What I found out, seriously pissed me off. Western Digital does support a mechanism to automatically remap bad blocks to the spare capacity on the drive. However, this can take a few moments so the question rises how the drive should communicate with the RAID controller to report that it is currently busy to do some block remapping. Western Digital has a technology which they refer to as TLER - Time Limited Error Recovery to delay the RAID array of marking a drive as failed.

Fantastic! The only problem is that this software feature is disabled in the 2001FASS drives, simply because it is considered a "consumer" drive. The even more expensive (and trust me, I had to use all my tactics to convince my wife to cough up the money for what I consider a really expensive drive) RE or "RAID edition" drives are in fact almost identical to the 2001FASS drives, with the exception that they have the TLER feature enabled.

Basically, this means that the 2001FASS drive is not suitable for RAID arrays. When a drive encounters a bad block, it will immediately marked as failed even though this is not the case. Talking about a serious bummer!
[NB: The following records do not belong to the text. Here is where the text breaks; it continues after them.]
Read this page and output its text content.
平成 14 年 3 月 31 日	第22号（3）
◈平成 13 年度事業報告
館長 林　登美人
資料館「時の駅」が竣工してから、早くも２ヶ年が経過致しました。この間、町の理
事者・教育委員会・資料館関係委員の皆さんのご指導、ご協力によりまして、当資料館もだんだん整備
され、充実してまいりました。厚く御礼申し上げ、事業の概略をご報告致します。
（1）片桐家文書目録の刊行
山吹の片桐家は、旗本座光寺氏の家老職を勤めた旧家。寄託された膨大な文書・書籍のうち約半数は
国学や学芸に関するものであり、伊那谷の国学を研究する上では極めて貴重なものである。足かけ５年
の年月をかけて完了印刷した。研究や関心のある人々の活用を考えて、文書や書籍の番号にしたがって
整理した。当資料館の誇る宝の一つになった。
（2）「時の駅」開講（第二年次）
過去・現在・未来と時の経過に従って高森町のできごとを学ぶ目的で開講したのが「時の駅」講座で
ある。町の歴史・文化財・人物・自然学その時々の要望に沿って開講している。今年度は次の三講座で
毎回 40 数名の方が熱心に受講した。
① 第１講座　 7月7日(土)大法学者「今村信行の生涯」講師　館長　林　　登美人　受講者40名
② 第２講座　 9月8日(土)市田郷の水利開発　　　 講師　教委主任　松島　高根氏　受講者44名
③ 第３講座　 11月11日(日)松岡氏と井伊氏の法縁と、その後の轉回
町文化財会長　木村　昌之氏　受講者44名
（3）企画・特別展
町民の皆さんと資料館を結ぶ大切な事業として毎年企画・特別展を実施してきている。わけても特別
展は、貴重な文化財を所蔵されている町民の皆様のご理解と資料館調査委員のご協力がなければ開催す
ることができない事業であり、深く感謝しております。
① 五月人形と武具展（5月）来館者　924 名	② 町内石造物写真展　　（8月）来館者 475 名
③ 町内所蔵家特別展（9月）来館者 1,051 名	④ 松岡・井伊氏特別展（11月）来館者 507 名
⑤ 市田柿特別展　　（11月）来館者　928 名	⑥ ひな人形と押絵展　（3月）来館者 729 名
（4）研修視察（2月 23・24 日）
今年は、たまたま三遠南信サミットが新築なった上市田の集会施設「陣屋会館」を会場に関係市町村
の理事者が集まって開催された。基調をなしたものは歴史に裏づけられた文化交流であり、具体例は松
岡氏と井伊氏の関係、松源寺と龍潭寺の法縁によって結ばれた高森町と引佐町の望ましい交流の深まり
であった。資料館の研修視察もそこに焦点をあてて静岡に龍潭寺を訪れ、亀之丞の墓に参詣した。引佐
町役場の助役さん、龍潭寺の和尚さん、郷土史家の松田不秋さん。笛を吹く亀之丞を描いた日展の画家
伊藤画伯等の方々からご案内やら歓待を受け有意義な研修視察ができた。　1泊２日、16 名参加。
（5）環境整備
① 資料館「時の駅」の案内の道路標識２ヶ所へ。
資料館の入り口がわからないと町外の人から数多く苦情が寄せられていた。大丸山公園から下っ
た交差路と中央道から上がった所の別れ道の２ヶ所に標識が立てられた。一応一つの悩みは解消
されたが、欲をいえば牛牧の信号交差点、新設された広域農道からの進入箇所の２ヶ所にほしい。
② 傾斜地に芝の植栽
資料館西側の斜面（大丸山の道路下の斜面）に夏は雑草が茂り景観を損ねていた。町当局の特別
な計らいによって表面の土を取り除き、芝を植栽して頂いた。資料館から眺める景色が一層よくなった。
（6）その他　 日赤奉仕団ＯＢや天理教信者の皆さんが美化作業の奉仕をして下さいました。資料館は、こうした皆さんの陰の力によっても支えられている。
Some report that TLER is not needed for Linux (which is basically what the Thecus NAS is, a Linux box) but my experience seems to contradict this slightly.

For me, this is an important reason not to buy Western Digital anymore -- you need to cough up an additional bucket of money for a feature that should be enabled in any drive -- after all, all motherboards today support a basic RAID functionality! Or, if you want to upgrade at a given time from one drive to multiple drives...